I would argue that there are even deeper reasons. Why do more intelligent and evolved animal communities valiantly protect their vulnerable young and old; moving them to the protected center when they are under threat? Most humans understand the value of investing in our future by protecting the defenseless young. Many cultures understand the importance of preserving the wisdom and knowledge provided only through a long lifetime of experience, by our old.

A matter of survival

I would assert that we need fragility and vulnerability in our lives. We need people who have experienced struggle, people with a variety of different and uncommon needs to help us design our world. If we respect and include others who are fragile, we are compelled to create a more generous and kinder society, a society that will treat us kindly when we are at our weakest, when we are struggling. People who have difficulty with or can’t use our current systems are needed to move us forward, most innovations we take for granted today were catalyzed by the desire to circumvent a barrier experienced due to a disability. It is the people at the margins of our society that are our stress testers, they provide the early warning signs of the things that will go wrong. They also have the most compelling reasons for innovation.

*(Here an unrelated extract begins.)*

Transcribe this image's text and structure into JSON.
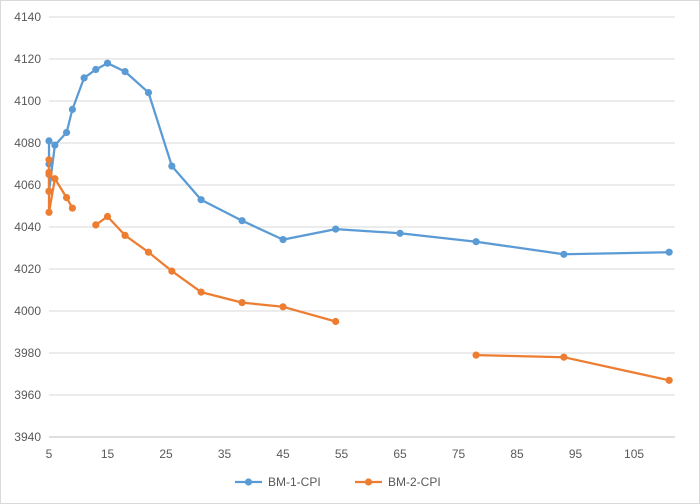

We need fragility and vulnerability in our society for our society to survive. Caring about people who are vulnerable compels us to create the conditions for surviving when we are vulnerable. This compunction gives us a larger safety net, especially in times of unexpected and disruptive hardship. The reasons we are unprepared for this crisis are because we devalued, marginalized and stopped caring for our vulnerable. The major thing that will extend this crisis is ignoring the jagged edges of our society and assuming everyone has access to water, has a home to shelter in, has room for social distancing, and has resources to wait this out. What will make it unliveable is ignoring the needs of all the workerswe have dehumanized and made invisible but that we depend upon to make our communities run. What will force us into impossible choices is our unwillingness to call on the people who think they are valuable and strong to prove their value to our society, and apply their power to benefit our species and our world as a whole.

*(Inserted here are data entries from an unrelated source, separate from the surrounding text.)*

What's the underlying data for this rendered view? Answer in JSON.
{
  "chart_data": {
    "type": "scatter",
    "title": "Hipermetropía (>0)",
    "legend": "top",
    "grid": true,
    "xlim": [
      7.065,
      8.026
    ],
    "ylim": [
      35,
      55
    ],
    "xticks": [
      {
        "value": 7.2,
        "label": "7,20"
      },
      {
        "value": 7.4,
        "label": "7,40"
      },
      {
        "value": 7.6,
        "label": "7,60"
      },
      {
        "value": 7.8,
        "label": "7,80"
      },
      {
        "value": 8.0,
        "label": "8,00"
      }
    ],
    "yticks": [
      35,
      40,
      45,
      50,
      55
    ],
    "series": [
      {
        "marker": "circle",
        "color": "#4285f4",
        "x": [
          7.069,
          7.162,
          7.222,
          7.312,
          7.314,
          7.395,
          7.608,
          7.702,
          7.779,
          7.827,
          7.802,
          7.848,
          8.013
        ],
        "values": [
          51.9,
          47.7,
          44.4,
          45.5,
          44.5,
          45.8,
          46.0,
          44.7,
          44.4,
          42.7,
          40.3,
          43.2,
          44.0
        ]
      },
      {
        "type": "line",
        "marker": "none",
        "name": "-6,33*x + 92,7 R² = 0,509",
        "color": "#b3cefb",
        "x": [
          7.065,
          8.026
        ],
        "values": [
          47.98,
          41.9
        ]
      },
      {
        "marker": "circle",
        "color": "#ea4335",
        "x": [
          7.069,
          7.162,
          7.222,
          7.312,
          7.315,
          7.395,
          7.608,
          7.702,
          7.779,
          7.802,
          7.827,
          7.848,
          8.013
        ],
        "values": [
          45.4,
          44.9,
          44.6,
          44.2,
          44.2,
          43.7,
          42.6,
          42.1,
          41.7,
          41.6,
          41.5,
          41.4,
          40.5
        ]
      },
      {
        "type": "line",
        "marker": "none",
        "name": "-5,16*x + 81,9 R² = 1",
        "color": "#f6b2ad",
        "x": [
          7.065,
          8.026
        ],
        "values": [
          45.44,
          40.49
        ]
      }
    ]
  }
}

As we prospered as a society we robbed and dismantled the commons. We lost sight of the edge, the periphery, the margins of our human scatter-plot. Science lost sight of the outliers and weak signals. Markets ignored needs without economies of scale and without large customer bases. Media ignored anything that wasn’t popular. Politics focused on the majority and the largest number of votes. Most dangerous to our survival, we are now misidentifying and willing to sacrifice “the weak.” In these times, and to prepare for the next inevitable crisis, to thrive and not just survive the turbulence, our most valuable people are the people that we have miss-labelled the “weak,” the people with lived experience of that vulnerable edge.